Affamés, nous garons la voiture sous l’obélisque devant un café de la rue Courtoreille. « Courtoreille », un autre nom de famille donné à ceux que l’on appelait autrefois « les Indiens ». En fait, je remarque plusieurs noms français dans le paysage. Des noms plus courants comme « Lépine » et « Sabourin », mais aussi d’autres plus curieux comme « Sonfrere », qui après « Marlène Sasseur » feraient un excellent gag digne du diner de contre, « Lamalice » et bien sûr. « Chocolat », le nom de jeune fille de la mère pour Carl. La ville a placé des banderoles sur les lampadaires avec les noms des lycéens, et celle au-dessus de nous est suspendue en l’honneur de Daniel Chocolat. Peut-être le cousin de Carl?

« Vous le connaissez? Je demande à Carl et je montre la bannière.

« Non, » répond-il.

«Ça s’appelle du chocolat. «  »

«Je ne connais personne du côté de ma mère», répond-il indifféremment en se dirigeant vers le café.
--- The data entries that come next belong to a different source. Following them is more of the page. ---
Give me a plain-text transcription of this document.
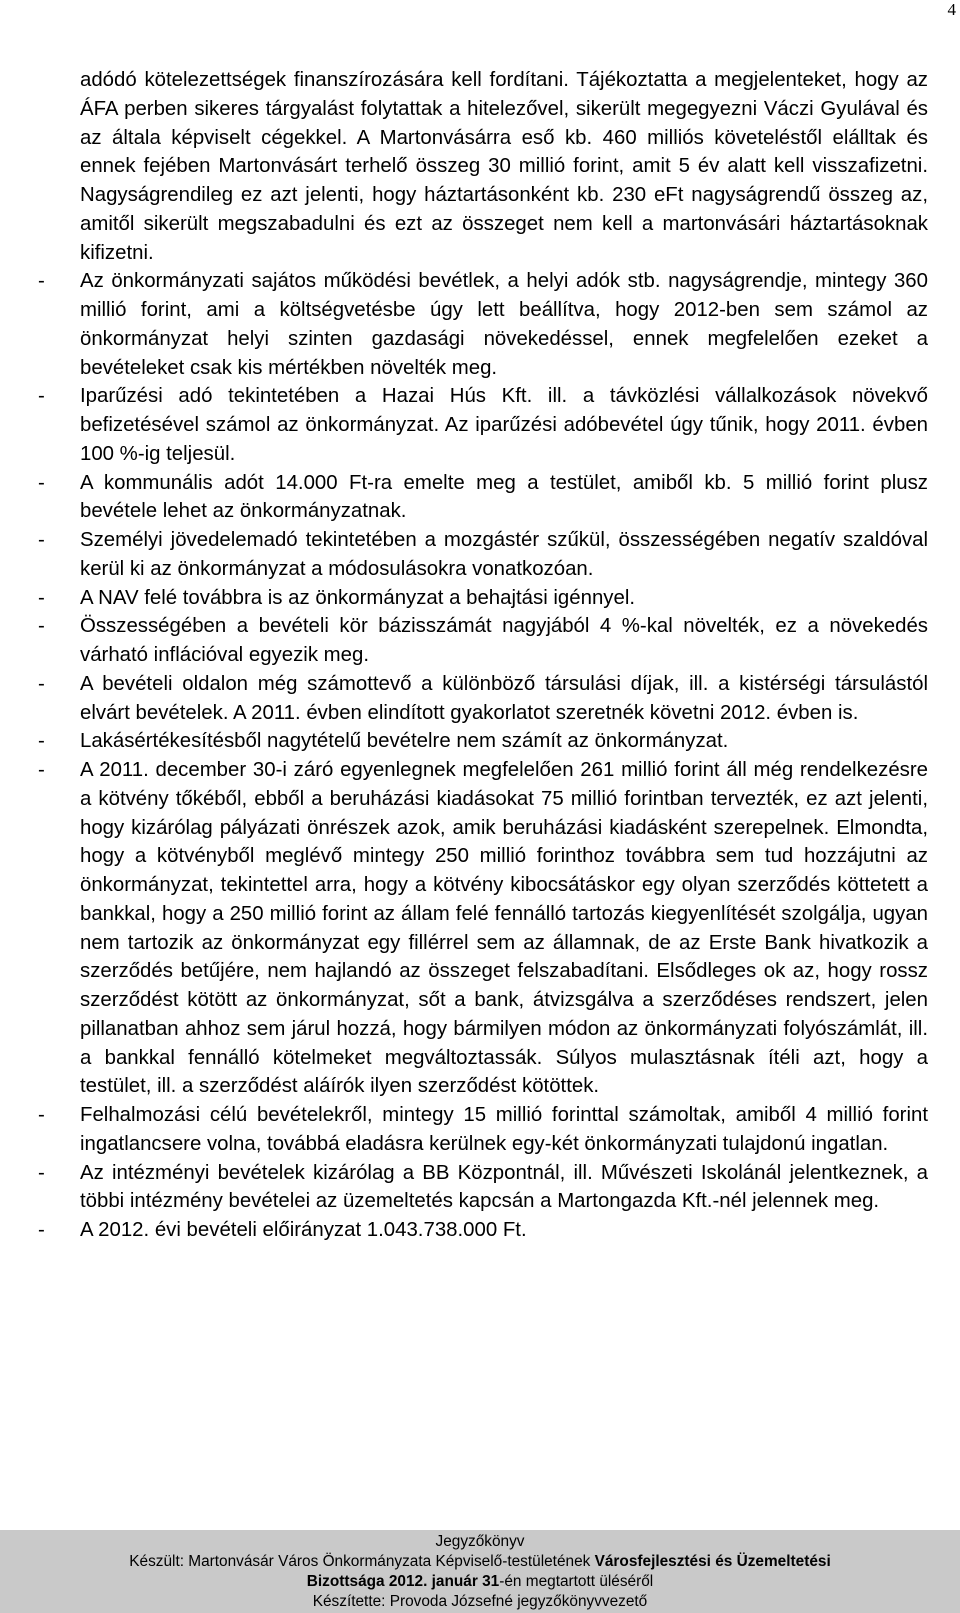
4

adódó kötelezettségek finanszírozására kell fordítani. Tájékoztatta a megjelenteket, hogy az ÁFA perben sikeres tárgyalást folytattak a hitelezővel, sikerült megegyezni Váczi Gyulával és az általa képviselt cégekkel. A Martonvásárra eső kb. 460 milliós követeléstől elálltak és ennek fejében Martonvásárt terhelő összeg 30 millió forint, amit 5 év alatt kell visszafizetni. Nagyságrendileg ez azt jelenti, hogy háztartásonként kb. 230 eFt nagyságrendű összeg az, amitől sikerült megszabadulni és ezt az összeget nem kell a martonvásári háztartásoknak kifizetni.

- Az önkormányzati sajátos működési bevétlek, a helyi adók stb. nagyságrendje, mintegy 360 millió forint, ami a költségvetésbe úgy lett beállítva, hogy 2012-ben sem számol az önkormányzat helyi szinten gazdasági növekedéssel, ennek megfelelően ezeket a bevételeket csak kis mértékben növelték meg.

- Iparűzési adó tekintetében a Hazai Hús Kft. ill. a távközlési vállalkozások növekvő befizetésével számol az önkormányzat. Az iparűzési adóbevétel úgy tűnik, hogy 2011. évben 100 %-ig teljesül.

- A kommunális adót 14.000 Ft-ra emelte meg a testület, amiből kb. 5 millió forint plusz bevétele lehet az önkormányzatnak.

- Személyi jövedelemadó tekintetében a mozgástér szűkül, összességében negatív szaldóval kerül ki az önkormányzat a módosulásokra vonatkozóan.

- A NAV felé továbbra is az önkormányzat a behajtási igénnyel.

- Összességében a bevételi kör bázisszámát nagyjából 4 %-kal növelték, ez a növekedés várható inflációval egyezik meg.

- A bevételi oldalon még számottevő a különböző társulási díjak, ill. a kistérségi társulástól elvárt bevételek. A 2011. évben elindított gyakorlatot szeretnék követni 2012. évben is.

- Lakásértékesítésből nagytételű bevételre nem számít az önkormányzat.

- A 2011. december 30-i záró egyenlegnek megfelelően 261 millió forint áll még rendelkezésre a kötvény tőkéből, ebből a beruházási kiadásokat 75 millió forintban tervezték, ez azt jelenti, hogy kizárólag pályázati önrészek azok, amik beruházási kiadásként szerepelnek. Elmondta, hogy a kötvényből meglévő mintegy 250 millió forinthoz továbbra sem tud hozzájutni az önkormányzat, tekintettel arra, hogy a kötvény kibocsátáskor egy olyan szerződés köttetett a bankkal, hogy a 250 millió forint az állam felé fennálló tartozás kiegyenlítését szolgálja, ugyan nem tartozik az önkormányzat egy fillérrel sem az államnak, de az Erste Bank hivatkozik a szerződés betűjére, nem hajlandó az összeget felszabadítani. Elsődleges ok az, hogy rossz szerződést kötött az önkormányzat, sőt a bank, átvizsgálva a szerződéses rendszert, jelen pillanatban ahhoz sem járul hozzá, hogy bármilyen módon az önkormányzati folyószámlát, ill. a bankkal fennálló kötelmeket megváltoztassák. Súlyos mulasztásnak ítéli azt, hogy a testület, ill. a szerződést aláírók ilyen szerződést kötöttek.

- Felhalmozási célú bevételekről, mintegy 15 millió forinttal számoltak, amiből 4 millió forint ingatlancsere volna, továbbá eladásra kerülnek egy-két önkormányzati tulajdonú ingatlan.

- Az intézményi bevételek kizárólag a BB Központnál, ill. Művészeti Iskolánál jelentkeznek, a többi intézmény bevételei az üzemeltetés kapcsán a Martongazda Kft.-nél jelennek meg.

- A 2012. évi bevételi előirányzat 1.043.738.000 Ft.

Jegyzőkönyv
Készült: Martonvásár Város Önkormányzata Képviselő-testületének Városfejlesztési és Üzemeltetési
Bizottsága 2012. január 31-én megtartott üléséről
Készítette: Provoda Józsefné jegyzőkönyvvezető
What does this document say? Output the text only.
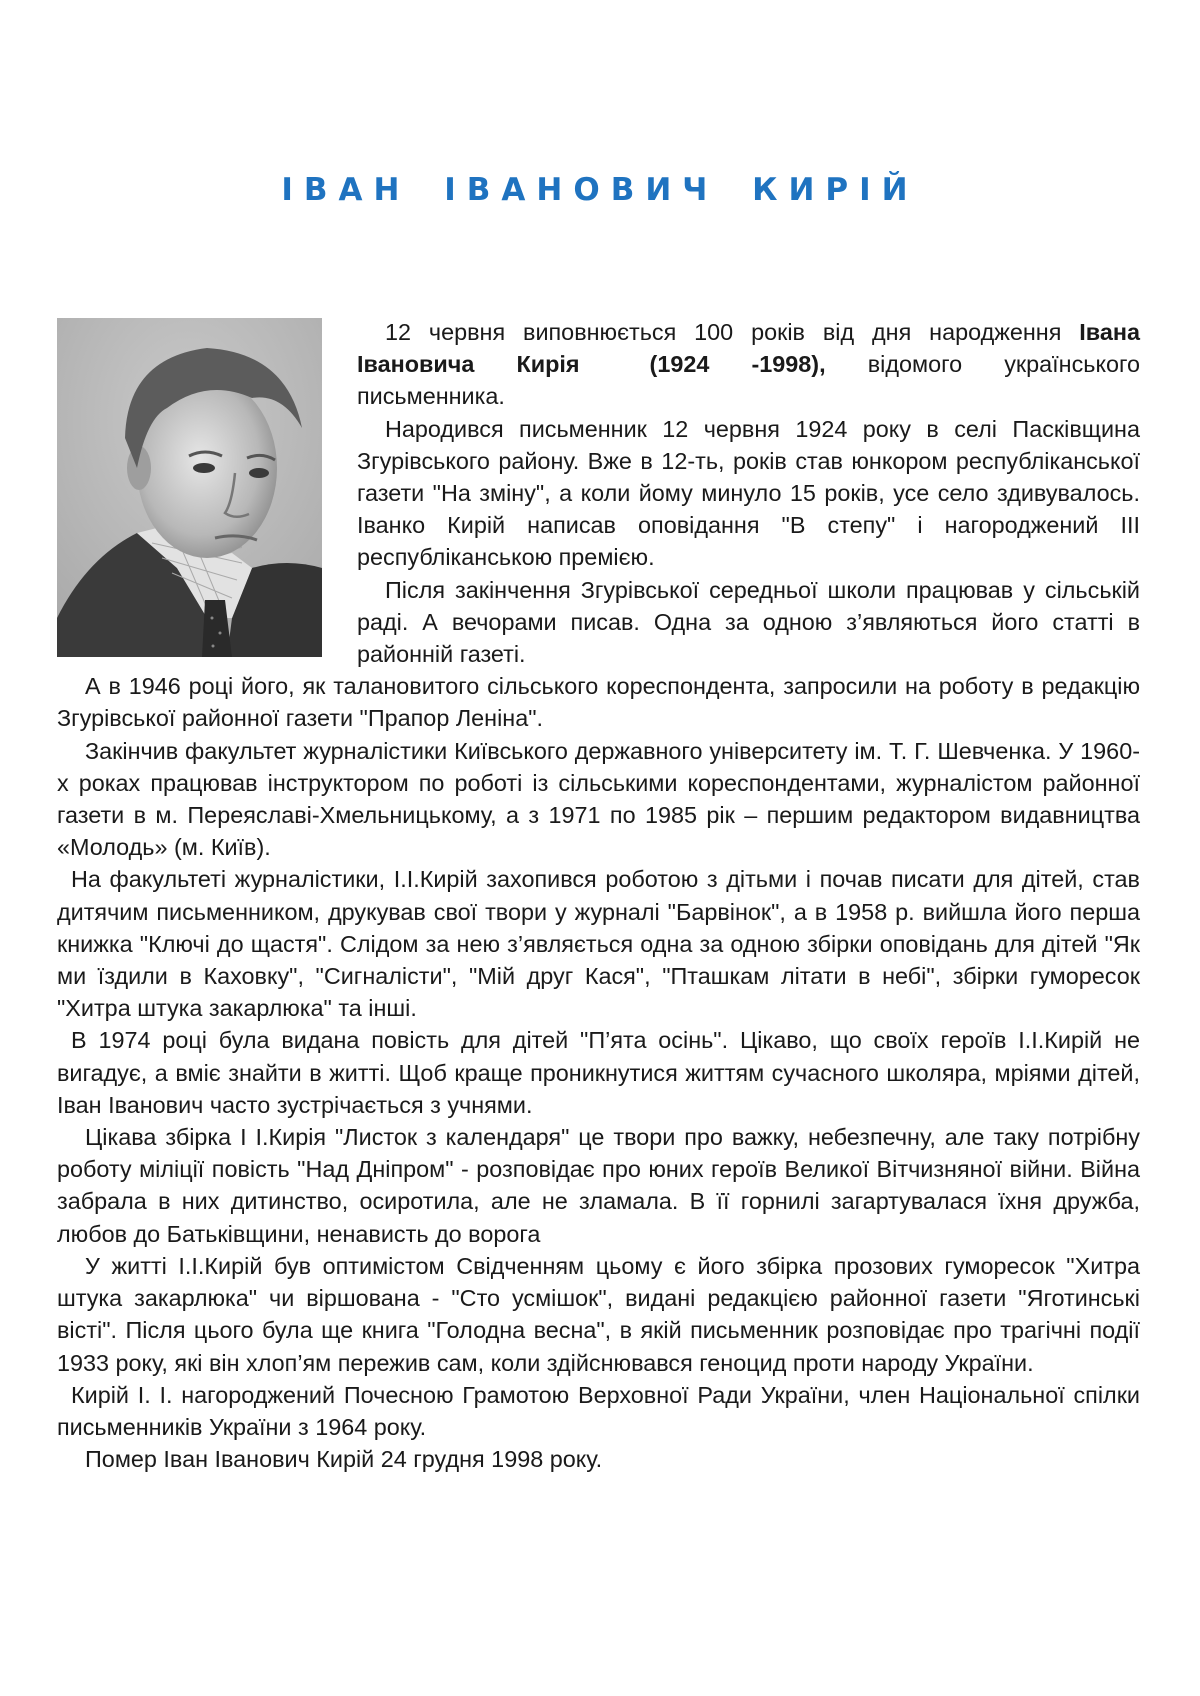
ІВАН ІВАНОВИЧ КИРІЙ

12 червня виповнюється 100 років від дня народження Івана Івановича Кирія	(1924 -1998), відомого українського письменника.

Народився письменник 12 червня 1924 року в селі Пасківщина Згурівського району. Вже в 12-ть, років став юнкором республіканської газети "На зміну", а коли йому минуло 15 років, усе село здивувалось. Іванко Кирій написав оповідання "В степу" і нагороджений ІІІ республіканською премією.

Після закінчення Згурівської середньої школи працював у сільській раді. А вечорами писав. Одна за одною з’являються його статті в районній газеті.

А в 1946 році його, як талановитого сільського кореспондента, запросили на роботу в редакцію Згурівської районної газети "Прапор Леніна".

Закінчив факультет журналістики Київського державного університету ім. Т. Г. Шевченка. У 1960-х роках працював інструктором по роботі із сільськими кореспондентами, журналістом районної газети в м. Переяславі-Хмельницькому, а з 1971 по 1985 рік – першим редактором видавництва «Молодь» (м. Київ).

На факультеті журналістики, І.І.Кирій захопився роботою з дітьми і почав писати для дітей, став дитячим письменником, друкував свої твори у журналі "Барвінок", а в 1958 р. вийшла його перша книжка "Ключі до щастя". Слідом за нею з’являється одна за одною збірки оповідань для дітей "Як ми їздили в Каховку", "Сигналісти", "Мій друг Кася", "Пташкам літати в небі", збірки гуморесок "Хитра штука закарлюка" та інші.

В 1974 році була видана повість для дітей "П’ята осінь". Цікаво, що своїх героїв І.І.Кирій не вигадує, а вміє знайти в житті. Щоб краще проникнутися життям сучасного школяра, мріями дітей, Іван Іванович часто зустрічається з учнями.

Цікава збірка І І.Кирія "Листок з календаря" це твори про важку, небезпечну, але таку потрібну роботу міліції повість "Над Дніпром" - розповідає про юних героїв Великої Вітчизняної війни. Війна забрала в них дитинство, осиротила, але не зламала. В її горнилі загартувалася їхня дружба, любов до Батьківщини, ненависть до ворога

У житті І.І.Кирій був оптимістом Свідченням цьому є його збірка прозових гуморесок "Хитра штука закарлюка" чи віршована - "Сто усмішок", видані редакцією районної газети "Яготинські вісті". Після цього була ще книга "Голодна весна", в якій письменник розповідає про трагічні події 1933 року, які він хлоп’ям пережив сам, коли здійснювався геноцид проти народу України.

Кирій І. І. нагороджений Почесною Грамотою Верховної Ради України, член Національної спілки письменників України з 1964 року.

Помер Іван Іванович Кирій 24 грудня 1998 року.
À l’intérieur, nous commandons des tacos au poisson blanc (fraîchement pêchés dans le Grand lac des Esclaves) et nous nous installons à une table à côté de la grande baie vitrée donnant sur la rue et l’obélisque. Carl a l’air pensif et regarde distraitement la bannière de Daniel Chocolat lancée par une légère brise hivernale. Dans les quelques minutes que nous attendons notre commande, je peux sentir Carl imaginer la vie parallèle qu’il aurait pu avoir si sa mère n’avait pas été adoptée par l’institutrice ukrainienne qui l’a emmenée de force en Saskatchewan. Et si elle et son père s’étaient rencontrés et mariés dans le plus grand bonheur avant de lui donner naissance? En d’autres termes, il envisage une vie avec une mère, avec un deuxième parent qui peut le faire. Quelle vie aurait-il préféré? Je le laisse réfléchir en silence. C’est un silence agréable que l’on ne peut avoir qu’avec un être cher. Je suis content de savoir que Carl ne pense pas aux Basques morts et gelés. Après tout, nous devrions nous distraire des choses qui sont arrivées à Hay River.

Nous appelons notre numéro.

« J’y vais, » dis-je en me levant.

Je prends le cabaret avec les tacos encore fumants et je sens légèrement le poivre. Quand je le ramène, je remarque un adolescent assis à une autre table, le dos cambré sur les livres et les cahiers. Je reconnais tout de suite son visage rond et ses pommettes hautes, comme sur la banderole devant le café. «C’est Daniel Chocolat», me dis-je. Dois-je dire à Carl qui est encore perdu dans ses pensées à notre table? Je me souviens de bien le faire et d’approcher l’adolescent. Il ne me remarque que lorsque je viens à sa table. Il lève la tête de ses devoirs et me regarde d’un air interrogateur. Je m’approche de lui avec mon plus beau sourire: «Bonjour, c’est toi Daniel Chocolate? Il hoche la tête en accord. Avec un peu d’excitation à l’idée de peut-être réunir Carl avec sa famille perdue, je passe à autre chose. « Cool, j’ai vu ta photo et ton nom sur … euh … » Le mot «bannière» me manque en anglais. « Désolé, je ne me souviens plus du mot en anglais ». Je suis gros et je le sais. Cependant, tout ce que j’ai à faire est de faire quelques pas pour demander au traducteur agréé qui agit en tant qu’ami pour le mot «bannière» en anglais. Mais Daniel Chocolat est plus rapide.

«Je parle français si tu préfères», me dit-il avec assurance. Soulagé et surpris, je regarde dans la direction de Carl pour l’inviter à nous rejoindre. Il s’est déjà retourné sur sa chaise et regarde Daniel avec le même regard fascinant que vous pouvez obtenir lorsque vous êtes témoin d’une collision.